West Virginia University, Department of Emergency Medicine, Morgantown, West Virginia.
West Virginia University, Department of Behavioral Medicine and Psychiatry, Morgantown, West Virginia.
West J Emerg Med. 2024 Jul;25(4):470-476. doi: 10.5811/westjem.18029.
Initiation of buprenorphine for opioid use disorder (OUD) in the emergency department (ED) is supported by the American College of Emergency Physicians and is shown to be beneficial. This practice, however, is largely underutilized.
To assess emergency clinicians' attitudes and readiness to initiate buprenorphine in the ED we conducted a cross-sectional, electronic survey of clinicians (attendings, residents, and non-physician clinicians) in a single, academic ED of a tertiary-care hospital, which serves a rural population. Our survey aimed to assess emergency clinicians' attitudes toward and readiness to initiate buprenorphine in the ED and identify clinician-perceived facilitators and barriers. Our survey took place after the initiation of the IMPACT (Initiation of Medication, Peer Access, and Connection to Treatment) project.
Our results demonstrated the level of agreement that buprenorphine prescribing is within the emergency clinician's scope of practice was inversely correlated to average years in practice (R = 0.93). X-waivered clinicians indicated feeling more prepared to administer buprenorphine in the ED R = 0.93. However, they were not more likely to report ordering buprenorphine or naloxone in the ED within the prior three months. Those who reported having a family member or close friend with substance use disorder (SUD) were not more likely to agree buprenorphine initiation is within the clinician's scope of practice ( = 0.91), nor were they more likely to obtain an X-waiver ( = 0.58) or report ordering buprenorphine or naloxone for patients in the ED within the prior three months ( = 0.65, = 0.77). Clinicians identified availability of pharmacists, inpatient/outpatient referral resources, and support staff (peer recovery support specialists and care managers) as primary facilitators to buprenorphine initiation. Inability to ensure follow-up, lack of knowledge of available resources, and insufficient education/preparedness were primary barriers to ED buprenorphine initiation. Eighty-three percent of clinicians indicated they would be interested in additional education regarding OUD treatment.

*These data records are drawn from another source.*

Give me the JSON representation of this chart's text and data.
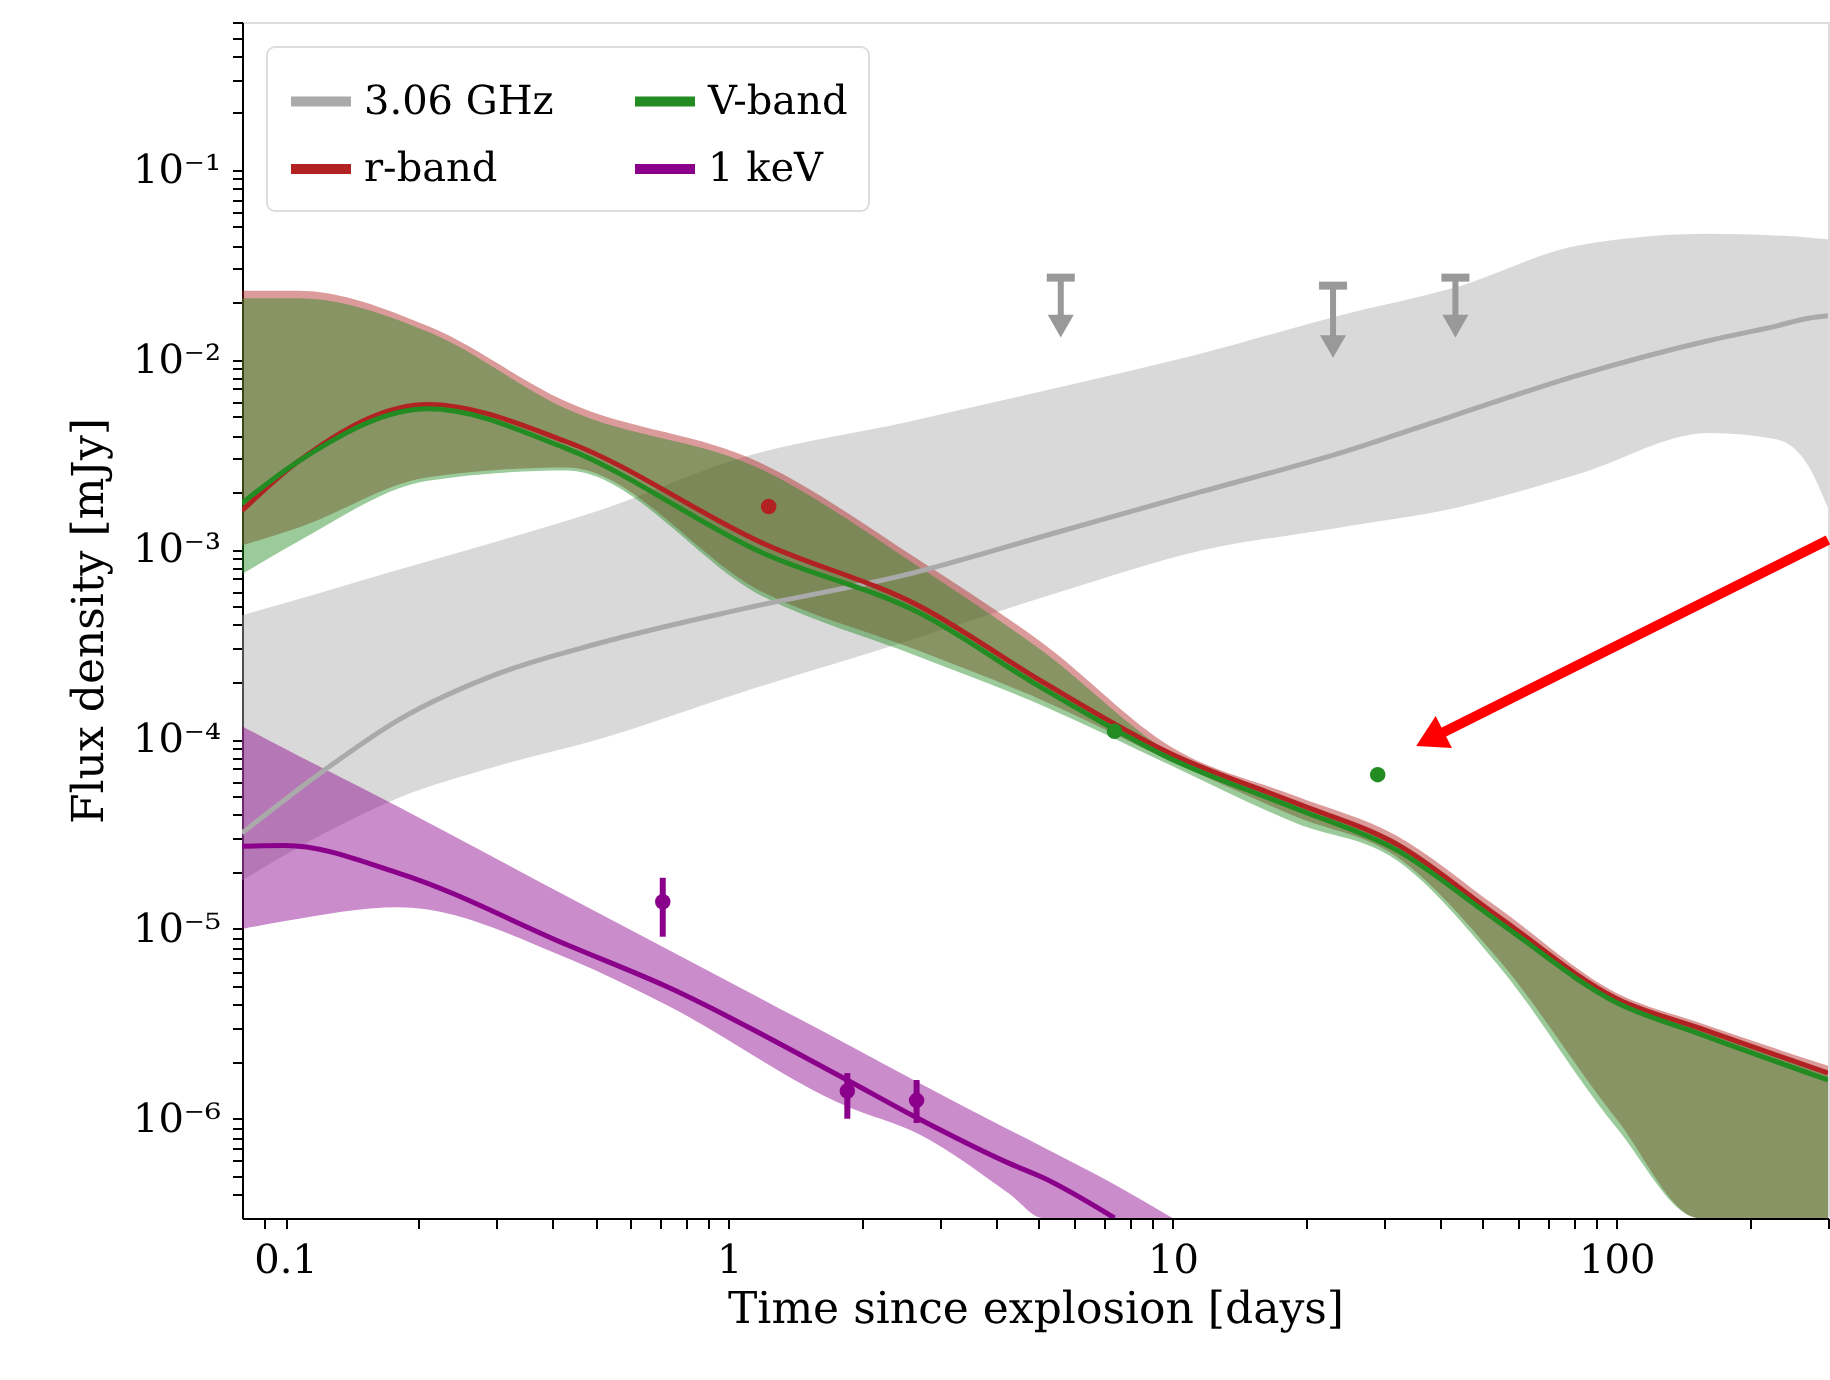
{
  "chart_data": {
    "type": "line",
    "xlabel": "Time since explosion [days]",
    "ylabel": "Flux density [mJy]",
    "log": "xy",
    "legend": "top left",
    "xlim": [
      0.08,
      300
    ],
    "ylim": [
      3e-07,
      0.6
    ],
    "xticks": [
      {
        "value": 0.09,
        "label": null
      },
      0.1,
      {
        "value": 0.2,
        "label": null
      },
      {
        "value": 0.3,
        "label": null
      },
      {
        "value": 0.4,
        "label": null
      },
      {
        "value": 0.5,
        "label": null
      },
      {
        "value": 0.6,
        "label": null
      },
      {
        "value": 0.7,
        "label": null
      },
      {
        "value": 0.8,
        "label": null
      },
      {
        "value": 0.9,
        "label": null
      },
      1,
      {
        "value": 2,
        "label": null
      },
      {
        "value": 3,
        "label": null
      },
      {
        "value": 4,
        "label": null
      },
      {
        "value": 5,
        "label": null
      },
      {
        "value": 6,
        "label": null
      },
      {
        "value": 7,
        "label": null
      },
      {
        "value": 8,
        "label": null
      },
      {
        "value": 9,
        "label": null
      },
      10,
      {
        "value": 20,
        "label": null
      },
      {
        "value": 30,
        "label": null
      },
      {
        "value": 40,
        "label": null
      },
      {
        "value": 50,
        "label": null
      },
      {
        "value": 60,
        "label": null
      },
      {
        "value": 70,
        "label": null
      },
      {
        "value": 80,
        "label": null
      },
      {
        "value": 90,
        "label": null
      },
      100,
      {
        "value": 200,
        "label": null
      },
      {
        "value": 300,
        "label": null
      }
    ],
    "yticks": [
      {
        "value": 4e-07,
        "label": null
      },
      {
        "value": 5e-07,
        "label": null
      },
      {
        "value": 6e-07,
        "label": null
      },
      {
        "value": 7e-07,
        "label": null
      },
      {
        "value": 8e-07,
        "label": null
      },
      {
        "value": 9e-07,
        "label": null
      },
      {
        "value": 1e-06,
        "label": "10⁻⁶"
      },
      {
        "value": 2e-06,
        "label": null
      },
      {
        "value": 3e-06,
        "label": null
      },
      {
        "value": 4e-06,
        "label": null
      },
      {
        "value": 5e-06,
        "label": null
      },
      {
        "value": 6e-06,
        "label": null
      },
      {
        "value": 7e-06,
        "label": null
      },
      {
        "value": 8e-06,
        "label": null
      },
      {
        "value": 9e-06,
        "label": null
      },
      {
        "value": 1e-05,
        "label": "10⁻⁵"
      },
      {
        "value": 2e-05,
        "label": null
      },
      {
        "value": 3e-05,
        "label": null
      },
      {
        "value": 4e-05,
        "label": null
      },
      {
        "value": 5e-05,
        "label": null
      },
      {
        "value": 6e-05,
        "label": null
      },
      {
        "value": 7e-05,
        "label": null
      },
      {
        "value": 8e-05,
        "label": null
      },
      {
        "value": 9e-05,
        "label": null
      },
      {
        "value": 0.0001,
        "label": "10⁻⁴"
      },
      {
        "value": 0.0002,
        "label": null
      },
      {
        "value": 0.0003,
        "label": null
      },
      {
        "value": 0.0004,
        "label": null
      },
      {
        "value": 0.0005,
        "label": null
      },
      {
        "value": 0.0006,
        "label": null
      },
      {
        "value": 0.0007,
        "label": null
      },
      {
        "value": 0.0008,
        "label": null
      },
      {
        "value": 0.0009,
        "label": null
      },
      {
        "value": 0.001,
        "label": "10⁻³"
      },
      {
        "value": 0.002,
        "label": null
      },
      {
        "value": 0.003,
        "label": null
      },
      {
        "value": 0.004,
        "label": null
      },
      {
        "value": 0.005,
        "label": null
      },
      {
        "value": 0.006,
        "label": null
      },
      {
        "value": 0.007,
        "label": null
      },
      {
        "value": 0.008,
        "label": null
      },
      {
        "value": 0.009,
        "label": null
      },
      {
        "value": 0.01,
        "label": "10⁻²"
      },
      {
        "value": 0.02,
        "label": null
      },
      {
        "value": 0.03,
        "label": null
      },
      {
        "value": 0.04,
        "label": null
      },
      {
        "value": 0.05,
        "label": null
      },
      {
        "value": 0.06,
        "label": null
      },
      {
        "value": 0.07,
        "label": null
      },
      {
        "value": 0.08,
        "label": null
      },
      {
        "value": 0.09,
        "label": null
      },
      {
        "value": 0.1,
        "label": "10⁻¹"
      },
      {
        "value": 0.2,
        "label": null
      },
      {
        "value": 0.3,
        "label": null
      },
      {
        "value": 0.4,
        "label": null
      },
      {
        "value": 0.5,
        "label": null
      },
      {
        "value": 0.6,
        "label": null
      }
    ],
    "series": [
      {
        "name": "3.06 GHz",
        "type": "line",
        "color": "#aaaaaa",
        "x": [
          0.08,
          0.123,
          0.18,
          0.3,
          0.51,
          1.05,
          2.54,
          5.5,
          11.5,
          23.7,
          43.4,
          82.6,
          162,
          229,
          271,
          300
        ],
        "values": [
          3.2e-05,
          6.9e-05,
          0.000126,
          0.00022,
          0.00032,
          0.00048,
          0.00074,
          0.00123,
          0.002,
          0.0032,
          0.0051,
          0.0083,
          0.0126,
          0.015,
          0.0165,
          0.017
        ],
        "lower": [
          1.8e-05,
          3.2e-05,
          4.9e-05,
          7.2e-05,
          0.0001,
          0.000174,
          0.00033,
          0.00059,
          0.00098,
          0.0013,
          0.00165,
          0.0025,
          0.0041,
          0.0038,
          0.00275,
          0.00165
        ],
        "upper": [
          0.00045,
          0.0006,
          0.00078,
          0.0011,
          0.0016,
          0.003,
          0.0047,
          0.0071,
          0.0107,
          0.017,
          0.024,
          0.04,
          0.046,
          0.045,
          0.044,
          0.043
        ]
      },
      {
        "name": "r-band",
        "type": "line",
        "color": "#b22222",
        "x": [
          0.08,
          0.107,
          0.21,
          0.43,
          1.2,
          2.7,
          5.1,
          10,
          19,
          32,
          54,
          100,
          154,
          300
        ],
        "values": [
          0.0016,
          0.0029,
          0.0058,
          0.0037,
          0.00107,
          0.0005,
          0.0002,
          8.3e-05,
          4.6e-05,
          2.8e-05,
          1.17e-05,
          4.3e-06,
          3e-06,
          1.74e-06
        ],
        "lower": [
          0.00105,
          0.0013,
          0.0024,
          0.0027,
          0.00059,
          0.00029,
          0.00016,
          7.6e-05,
          3.9e-05,
          2.4e-05,
          7e-06,
          1e-06,
          3e-07,
          3e-07
        ],
        "upper": [
          0.023,
          0.023,
          0.015,
          0.006,
          0.0028,
          0.00087,
          0.00032,
          9e-05,
          5e-05,
          3.1e-05,
          1.3e-05,
          4.6e-06,
          3.2e-06,
          1.9e-06
        ]
      },
      {
        "name": "V-band",
        "type": "line",
        "color": "#228b22",
        "x": [
          0.08,
          0.107,
          0.21,
          0.43,
          1.2,
          2.7,
          5.1,
          10,
          19,
          32,
          54,
          100,
          154,
          300
        ],
        "values": [
          0.00175,
          0.0029,
          0.0055,
          0.0034,
          0.00095,
          0.00046,
          0.000185,
          7.8e-05,
          4.3e-05,
          2.6e-05,
          1.1e-05,
          4.1e-06,
          2.8e-06,
          1.6e-06
        ],
        "lower": [
          0.00074,
          0.0011,
          0.0023,
          0.0026,
          0.00056,
          0.00027,
          0.00015,
          7.2e-05,
          3.6e-05,
          2.3e-05,
          6.5e-06,
          9e-07,
          3e-07,
          3e-07
        ],
        "upper": [
          0.021,
          0.021,
          0.014,
          0.0055,
          0.0026,
          0.0008,
          0.00029,
          8.3e-05,
          4.6e-05,
          2.9e-05,
          1.2e-05,
          4.3e-06,
          3e-06,
          1.7e-06
        ]
      },
      {
        "name": "1 keV",
        "type": "line",
        "color": "#8b008b",
        "x": [
          0.08,
          0.1,
          0.18,
          0.44,
          0.72,
          1.83,
          2.68,
          4.3,
          5.1,
          7.4,
          10
        ],
        "values": [
          2.73e-05,
          2.75e-05,
          1.97e-05,
          8.1e-06,
          5e-06,
          1.62e-06,
          1e-06,
          5.8e-07,
          4.9e-07,
          3e-07,
          null
        ],
        "lower": [
          1e-05,
          1.1e-05,
          1.3e-05,
          6.9e-06,
          4e-06,
          1.17e-06,
          8.3e-07,
          4e-07,
          3e-07,
          3e-07,
          3e-07
        ],
        "upper": [
          0.000117,
          8.9e-05,
          4.4e-05,
          1.45e-05,
          7.9e-06,
          2.5e-06,
          1.55e-06,
          8.7e-07,
          7.1e-07,
          4.5e-07,
          3e-07
        ]
      },
      {
        "type": "scatter",
        "color": "#999999",
        "marker": "triangle",
        "x": [
          5.6,
          23,
          43.4
        ],
        "values": [
          0.015,
          0.0117,
          0.015
        ],
        "errors": [
          [
            0.015,
            0.027
          ],
          [
            0.0117,
            0.0245
          ],
          [
            0.015,
            0.027
          ]
        ]
      },
      {
        "type": "scatter",
        "color": "#b22222",
        "marker": "circle",
        "x": [
          1.23
        ],
        "values": [
          0.00168
        ]
      },
      {
        "type": "scatter",
        "color": "#228b22",
        "marker": "circle",
        "x": [
          7.4,
          29
        ],
        "values": [
          0.00011,
          6.5e-05
        ]
      },
      {
        "type": "scatter",
        "color": "#8b008b",
        "marker": "circle",
        "x": [
          0.71,
          1.85,
          2.65
        ],
        "values": [
          1.39e-05,
          1.4e-06,
          1.25e-06
        ],
        "errors": [
          [
            9.1e-06,
            1.86e-05
          ],
          [
            1e-06,
            1.74e-06
          ],
          [
            9.5e-07,
            1.6e-06
          ]
        ]
      }
    ]
  }
}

Our data suggests that newer generations of emergency clinicians may have less hesitancy initiating buprenorphine in the ED. In time, this could mean increased access to treatment for patients with OUD. Understanding clinician-perceived facilitators and barriers to buprenorphine initiation allows for better resource allocation. Clinicians would likely further benefit from additional education regarding medications for opioid use disorder (MOUD), available resources, and follow-up statistics.
美国急诊医师学院支持在急诊科开始使用丁丙诺啡治疗阿片类药物使用障碍(OUD),并已证明该方法具有益处。然而,这种做法在很大程度上并未得到充分利用。
为了评估急诊临床医生在急诊科开始使用丁丙诺啡的态度和准备情况,我们对一家三级医院的单一学术急诊科的临床医生(主治医生、住院医生和非医师临床医生)进行了横断面、电子调查,该医院为农村人口提供服务。我们的调查旨在评估急诊临床医生对在急诊科开始使用丁丙诺啡的态度和准备情况,并确定临床医生认为的促进因素和障碍。我们的调查是在启动 IMPACT(用药启动、同伴获取和治疗联系)项目之后进行的。
我们的研究结果表明,认为丁丙诺啡处方属于急诊临床医生执业范围的程度与平均执业年限呈负相关(R=0.93)。获得 X 豁免的临床医生表示,他们更有准备在急诊科管理丁丙诺啡(R=0.93)。然而,他们在过去三个月内更不可能报告在急诊科开丁丙诺啡或纳洛酮。那些报告有家庭成员或亲密朋友患有物质使用障碍(SUD)的人并不更有可能认为启动丁丙诺啡治疗属于临床医生的执业范围(R=0.91),他们也不太可能获得 X 豁免(R=0.58)或报告在过去三个月内在急诊科为患者开丁丙诺啡或纳洛酮(R=0.65,R=0.77)。临床医生将药剂师的可用性、住院/门诊转介资源和支持人员(同伴康复支持专家和护理经理)确定为启动丁丙诺啡的主要促进因素。无法确保后续治疗、缺乏可用资源的知识以及教育/准备不足是在急诊科启动丁丙诺啡的主要障碍。83%的临床医生表示他们有兴趣接受更多关于 OUD 治疗的教育。
我们的数据表明,新一代急诊临床医生可能在急诊科更愿意开始使用丁丙诺啡。随着时间的推移,这可能意味着更多患有 OUD 的患者可以获得治疗。了解临床医生对丁丙诺啡启动的看法促进因素和障碍可以更好地分配资源。临床医生可能会从更多关于阿片类药物使用障碍(MOUD)药物、可用资源和随访统计数据的教育中获益。